First Impressions: Flash Duel

I've just spent the last few days introducing people to Flash Duel.  It was definitely an interesting experience.  I think I've got a bit too much esteem for Mr. Sirlin than is healthy, so I was a bit overenthusiastic when trying to teach people the game.  Once I calmed down and taught the game as it is, accepting success or failure, I got a fairly reasonable balance of reaction.  Some people love it, some hate it.  Fortunately, the store owner loves it, and I actually could not beat him.  It shows I certainly have things to learn, and I'm glad I have the determination to keep at it.

Here's a rundown of the game.  In terms of flavor, it's two fighters preparing for an upcoming tournament through sparring.  They're not trying to kill each other, just land the hits (at which point you assume they are capable of doing great combos).  In gameplay, it's a lot like fencing or a legitimate martial arts competition (see Karate Kid).  It primarily emphasizes the elements of spacing & pressure with a minor in prediction in that you have to figure out what cards the opponent might have in their hand.  It does indeed play very quickly unless people are giving deep thought to their moves (Max Geiger can change that a bit).  The characters are quite well-balanced, though one particular character troubles me.  Hopefully I'll be able to figure out how to beat him, and I'm still working on that.
Pros: Players that like it cite that it has depth in strategy without too much depth in rules (or at least the appearance as such).  There's a fine basic game here, but the inclusion of varying characters means the game can consistently be interesting in different perspectives.  I personally love a card game where I have to focus so strongly on positioning.
Cons: People who disliked it were better able to articulate why they didn't like it, so this is going to seem heavier than the pros.  Some didn't like the level of public information, and how card-counting is actually encouraged.  I won't go too far into detail, but I consider this a pro because memory is not meant to be a tested skill in this game.  Pandemic has a similar philosophy.  Some actually disliked the fast nature of the game, and I'm fine with letting people decide a game just isn't their kind of experience.  Others had a problem I actually share in that the rules are supposedly to be taken literally, but the intent is still unclear in certain situations.  I have submitted my feedback on those specific situations on the forums to get them resolved right from the designer himself.

Here's the characters involved, from left to right (click the image to see in detail).

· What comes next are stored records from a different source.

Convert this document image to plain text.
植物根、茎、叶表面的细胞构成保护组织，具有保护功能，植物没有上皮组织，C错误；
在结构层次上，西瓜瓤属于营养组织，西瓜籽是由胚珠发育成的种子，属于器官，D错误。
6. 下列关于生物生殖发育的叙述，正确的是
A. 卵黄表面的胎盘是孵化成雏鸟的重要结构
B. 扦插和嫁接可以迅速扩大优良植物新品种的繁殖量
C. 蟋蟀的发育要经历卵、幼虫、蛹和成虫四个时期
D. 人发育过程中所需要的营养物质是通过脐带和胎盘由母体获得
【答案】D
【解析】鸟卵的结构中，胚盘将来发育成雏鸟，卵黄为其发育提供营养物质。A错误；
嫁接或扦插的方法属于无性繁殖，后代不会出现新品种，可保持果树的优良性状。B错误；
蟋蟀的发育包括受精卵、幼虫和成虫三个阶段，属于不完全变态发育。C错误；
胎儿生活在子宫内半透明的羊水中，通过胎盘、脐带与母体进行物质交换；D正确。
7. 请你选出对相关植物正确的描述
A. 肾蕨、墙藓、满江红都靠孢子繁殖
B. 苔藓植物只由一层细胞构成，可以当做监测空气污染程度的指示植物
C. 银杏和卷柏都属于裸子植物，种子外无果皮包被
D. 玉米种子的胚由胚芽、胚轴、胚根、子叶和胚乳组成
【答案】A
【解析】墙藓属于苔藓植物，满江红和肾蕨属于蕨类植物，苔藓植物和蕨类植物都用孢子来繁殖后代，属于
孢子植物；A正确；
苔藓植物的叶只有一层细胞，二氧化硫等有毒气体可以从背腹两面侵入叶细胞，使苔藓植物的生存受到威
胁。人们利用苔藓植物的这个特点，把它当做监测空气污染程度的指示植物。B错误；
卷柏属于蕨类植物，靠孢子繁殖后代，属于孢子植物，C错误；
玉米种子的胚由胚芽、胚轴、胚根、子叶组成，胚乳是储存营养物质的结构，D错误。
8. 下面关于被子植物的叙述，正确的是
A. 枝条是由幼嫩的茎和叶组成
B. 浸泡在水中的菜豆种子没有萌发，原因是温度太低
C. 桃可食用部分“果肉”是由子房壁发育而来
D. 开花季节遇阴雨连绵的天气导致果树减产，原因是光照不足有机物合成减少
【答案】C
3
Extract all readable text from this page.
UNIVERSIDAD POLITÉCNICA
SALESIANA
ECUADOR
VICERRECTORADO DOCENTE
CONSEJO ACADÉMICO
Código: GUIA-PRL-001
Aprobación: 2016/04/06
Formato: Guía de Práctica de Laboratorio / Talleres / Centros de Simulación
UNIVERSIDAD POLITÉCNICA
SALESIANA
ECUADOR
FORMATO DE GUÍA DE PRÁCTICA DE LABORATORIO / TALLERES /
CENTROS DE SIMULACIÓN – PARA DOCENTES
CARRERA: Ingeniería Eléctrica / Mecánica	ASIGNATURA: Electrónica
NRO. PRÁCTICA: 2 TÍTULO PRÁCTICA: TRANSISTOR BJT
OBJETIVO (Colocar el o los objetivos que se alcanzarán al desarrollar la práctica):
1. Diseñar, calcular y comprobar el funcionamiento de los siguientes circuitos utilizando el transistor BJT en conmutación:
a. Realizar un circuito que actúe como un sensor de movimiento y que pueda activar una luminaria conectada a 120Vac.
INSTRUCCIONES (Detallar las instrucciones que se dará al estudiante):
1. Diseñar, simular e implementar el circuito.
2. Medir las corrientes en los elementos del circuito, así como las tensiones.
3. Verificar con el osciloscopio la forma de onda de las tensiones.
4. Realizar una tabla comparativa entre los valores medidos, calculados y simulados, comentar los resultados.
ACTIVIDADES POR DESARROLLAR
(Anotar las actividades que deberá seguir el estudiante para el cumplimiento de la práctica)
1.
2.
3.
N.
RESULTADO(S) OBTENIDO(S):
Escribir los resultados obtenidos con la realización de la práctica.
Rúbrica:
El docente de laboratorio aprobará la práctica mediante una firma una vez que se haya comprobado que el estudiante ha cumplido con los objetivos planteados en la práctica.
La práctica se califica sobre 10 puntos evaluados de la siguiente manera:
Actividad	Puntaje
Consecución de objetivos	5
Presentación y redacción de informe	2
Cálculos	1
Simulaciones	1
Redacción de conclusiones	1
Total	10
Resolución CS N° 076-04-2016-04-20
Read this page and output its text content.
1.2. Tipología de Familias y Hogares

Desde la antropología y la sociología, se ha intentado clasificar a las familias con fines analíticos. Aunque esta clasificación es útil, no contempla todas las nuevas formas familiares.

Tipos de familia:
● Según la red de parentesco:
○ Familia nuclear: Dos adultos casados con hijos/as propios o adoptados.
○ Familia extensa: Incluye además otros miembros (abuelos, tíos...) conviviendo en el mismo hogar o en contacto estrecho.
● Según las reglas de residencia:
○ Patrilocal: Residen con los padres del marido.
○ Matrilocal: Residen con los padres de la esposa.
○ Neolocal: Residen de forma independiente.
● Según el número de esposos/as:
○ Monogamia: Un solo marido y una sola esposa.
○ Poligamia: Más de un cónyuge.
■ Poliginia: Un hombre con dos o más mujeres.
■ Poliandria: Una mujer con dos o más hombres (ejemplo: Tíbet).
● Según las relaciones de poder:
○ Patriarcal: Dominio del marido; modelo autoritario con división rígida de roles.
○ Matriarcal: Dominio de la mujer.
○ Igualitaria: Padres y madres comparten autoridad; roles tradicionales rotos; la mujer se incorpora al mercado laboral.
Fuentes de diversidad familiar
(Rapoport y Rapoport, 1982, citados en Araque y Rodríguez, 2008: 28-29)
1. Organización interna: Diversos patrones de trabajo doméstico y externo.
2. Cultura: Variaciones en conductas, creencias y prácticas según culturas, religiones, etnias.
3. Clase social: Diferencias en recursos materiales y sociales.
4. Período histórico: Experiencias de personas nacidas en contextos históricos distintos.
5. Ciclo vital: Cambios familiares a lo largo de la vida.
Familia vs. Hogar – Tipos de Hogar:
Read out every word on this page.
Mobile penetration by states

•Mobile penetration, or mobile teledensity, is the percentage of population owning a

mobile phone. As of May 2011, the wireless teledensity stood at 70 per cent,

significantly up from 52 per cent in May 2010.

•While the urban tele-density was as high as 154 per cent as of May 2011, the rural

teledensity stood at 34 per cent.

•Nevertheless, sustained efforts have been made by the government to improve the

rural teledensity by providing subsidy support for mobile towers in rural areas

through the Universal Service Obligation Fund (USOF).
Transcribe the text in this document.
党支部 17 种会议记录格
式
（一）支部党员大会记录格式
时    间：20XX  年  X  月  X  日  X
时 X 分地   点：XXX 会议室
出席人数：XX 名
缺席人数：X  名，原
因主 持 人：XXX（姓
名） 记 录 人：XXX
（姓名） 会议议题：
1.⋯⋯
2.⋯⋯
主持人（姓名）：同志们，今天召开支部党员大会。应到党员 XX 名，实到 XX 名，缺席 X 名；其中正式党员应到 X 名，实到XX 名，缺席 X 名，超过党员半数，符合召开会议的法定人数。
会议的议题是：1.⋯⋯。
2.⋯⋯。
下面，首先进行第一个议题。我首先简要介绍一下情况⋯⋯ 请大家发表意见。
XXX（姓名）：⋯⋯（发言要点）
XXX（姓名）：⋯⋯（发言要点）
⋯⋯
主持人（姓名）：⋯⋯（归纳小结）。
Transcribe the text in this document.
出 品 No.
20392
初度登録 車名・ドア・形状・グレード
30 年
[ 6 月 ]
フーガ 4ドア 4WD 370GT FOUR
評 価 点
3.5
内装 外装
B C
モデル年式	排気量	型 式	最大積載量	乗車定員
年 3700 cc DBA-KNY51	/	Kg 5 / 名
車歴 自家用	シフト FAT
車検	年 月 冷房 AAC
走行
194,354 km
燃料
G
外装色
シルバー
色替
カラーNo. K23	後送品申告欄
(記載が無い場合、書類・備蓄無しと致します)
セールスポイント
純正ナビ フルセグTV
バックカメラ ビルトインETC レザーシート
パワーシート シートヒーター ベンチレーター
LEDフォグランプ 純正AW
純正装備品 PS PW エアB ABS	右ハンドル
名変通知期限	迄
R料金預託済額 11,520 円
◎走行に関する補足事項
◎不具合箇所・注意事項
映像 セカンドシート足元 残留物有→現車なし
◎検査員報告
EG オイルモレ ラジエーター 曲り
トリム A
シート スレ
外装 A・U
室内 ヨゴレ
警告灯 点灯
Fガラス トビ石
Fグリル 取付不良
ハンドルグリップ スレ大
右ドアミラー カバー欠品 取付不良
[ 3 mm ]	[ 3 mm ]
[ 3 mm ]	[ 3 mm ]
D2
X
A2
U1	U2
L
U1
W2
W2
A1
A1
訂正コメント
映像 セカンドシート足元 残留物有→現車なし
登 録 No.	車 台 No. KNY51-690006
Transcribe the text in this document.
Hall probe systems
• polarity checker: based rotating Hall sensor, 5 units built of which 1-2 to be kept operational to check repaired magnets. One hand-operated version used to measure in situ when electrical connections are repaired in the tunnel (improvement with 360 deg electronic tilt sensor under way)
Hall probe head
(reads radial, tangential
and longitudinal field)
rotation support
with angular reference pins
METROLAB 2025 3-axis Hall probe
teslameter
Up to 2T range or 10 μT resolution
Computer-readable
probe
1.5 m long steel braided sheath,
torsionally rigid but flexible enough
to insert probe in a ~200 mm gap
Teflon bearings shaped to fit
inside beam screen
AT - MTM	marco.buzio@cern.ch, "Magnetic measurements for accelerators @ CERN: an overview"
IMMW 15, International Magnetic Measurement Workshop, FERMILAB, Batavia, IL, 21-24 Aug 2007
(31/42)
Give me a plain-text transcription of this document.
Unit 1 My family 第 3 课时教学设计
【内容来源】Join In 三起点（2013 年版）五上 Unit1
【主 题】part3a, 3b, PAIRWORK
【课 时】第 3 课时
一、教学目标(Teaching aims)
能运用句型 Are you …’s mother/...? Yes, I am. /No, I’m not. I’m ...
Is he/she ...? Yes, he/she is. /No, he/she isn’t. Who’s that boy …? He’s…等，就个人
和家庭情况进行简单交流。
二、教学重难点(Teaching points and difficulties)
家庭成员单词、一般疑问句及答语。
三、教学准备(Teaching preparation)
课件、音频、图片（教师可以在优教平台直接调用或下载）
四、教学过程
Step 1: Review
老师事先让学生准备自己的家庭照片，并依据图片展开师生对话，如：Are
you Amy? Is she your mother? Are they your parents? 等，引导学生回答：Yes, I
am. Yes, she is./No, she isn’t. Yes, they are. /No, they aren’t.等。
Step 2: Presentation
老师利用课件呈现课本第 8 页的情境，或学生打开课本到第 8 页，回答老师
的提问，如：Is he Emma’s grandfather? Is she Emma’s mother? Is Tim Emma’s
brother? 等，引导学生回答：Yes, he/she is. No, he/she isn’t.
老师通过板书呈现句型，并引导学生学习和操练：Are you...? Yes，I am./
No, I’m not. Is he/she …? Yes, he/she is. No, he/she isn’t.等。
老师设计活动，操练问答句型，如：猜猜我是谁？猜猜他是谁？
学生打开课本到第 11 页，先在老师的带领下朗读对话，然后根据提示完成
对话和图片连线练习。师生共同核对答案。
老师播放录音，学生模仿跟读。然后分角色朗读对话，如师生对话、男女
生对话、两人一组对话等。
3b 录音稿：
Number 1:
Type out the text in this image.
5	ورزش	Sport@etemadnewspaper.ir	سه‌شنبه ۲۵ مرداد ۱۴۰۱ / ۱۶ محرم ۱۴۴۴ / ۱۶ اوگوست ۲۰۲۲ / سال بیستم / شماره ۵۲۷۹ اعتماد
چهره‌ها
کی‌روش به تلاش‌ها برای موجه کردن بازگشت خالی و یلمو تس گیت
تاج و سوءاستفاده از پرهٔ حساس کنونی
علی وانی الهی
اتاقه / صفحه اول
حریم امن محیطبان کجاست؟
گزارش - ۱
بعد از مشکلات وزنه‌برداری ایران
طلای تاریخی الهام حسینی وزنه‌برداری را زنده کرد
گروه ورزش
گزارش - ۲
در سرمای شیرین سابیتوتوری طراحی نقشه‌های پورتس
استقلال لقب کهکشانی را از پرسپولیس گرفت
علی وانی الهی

Grave Stormborne, Wind Warrior: He is your typical samurai character.  He's got the personality of a cardboard box, but he's very well-centered.  He focuses just enough on defense that he can stop the opponent's efforts and then counter.  To play him effectively, you as the player have to know both your opponent and his character.
Jaina Stormborne, Phoenix Archer: She is about as reckless as you're ever going to see in Yomi, but that doesn't really come across here.  In this game, she's the archer.  She wants to keep the opponent away and snipe at them.  She also has some small motivation for that: land at a certain space away from her, and you instantly lose on her turn.
Master Midori, Master Dragon: Probably the most aggressive attacker here, this guy transforms into a dragon and makes all of his attacks more powerful until he has to move backward.  If he can keep up that aggression, he'll probably get there.  I'm still struggling with how to beat him.
Setsuka Hiruki, Ninja Student: She is all about movement.  If she wants to, she can cover 15 spaces out of the 18 you get for the board.  Don't bother staying out of her range, it's impossible.  She loves to run as hard as she hits.
Garus Rook, Stone Golem: My favorite type of character, though difficult to play.  He's a walking tank and a man of extremes.  He can overpower the opponent's attacks, and then show you why you shouldn't have got in his face.
Jefferson DeGrey, Ghostly Diplomat: For him, I very much envision a Darth Vader type of character.  He pushes and pulls the opponent, ultimately using what feels like a force choke on the opponent.  I've heard another perspective (which is probably accurate) that as he backs away from a hit, his ghostly companion comes up from behind.
Valerie Rose, Manic Painter: My favorite for so many reasons!  First, she's bi-eyed and bisexual.  Yay for representation!  She has a sweetspot range at which point she can change the cards in her hand as she desires.  You definitely want to stay out of that space, or you will be punished.
Max Geiger, Precise Watchmaker: This guy can make the game run longer than usual, since he can do tricks with the discard pile.  He's also the only one that can effectively do a dashing strike backwards and do it better than normal.  You get to essentially shape reality how you wish.
Lum Bam-foo, Gambling Panda: For those who just love to roll the dice and have an emphasis on luck, this guy is high-risk, high reward.  He has an alternate win condition of achieving a straight in your hand, though you can only win this way on a light space.  He can make the game end quickly too, by raising the stakes so the current game becomes twice as important.
Argagarg Garg, Water Shaman: Turtle players rejoice, for this guy is a star pupil in the dojo of not attacking.  He wins the game when time runs out.  That's not to say you shouldn't get the hit in when you can, but he's just fine with sitting back and defending.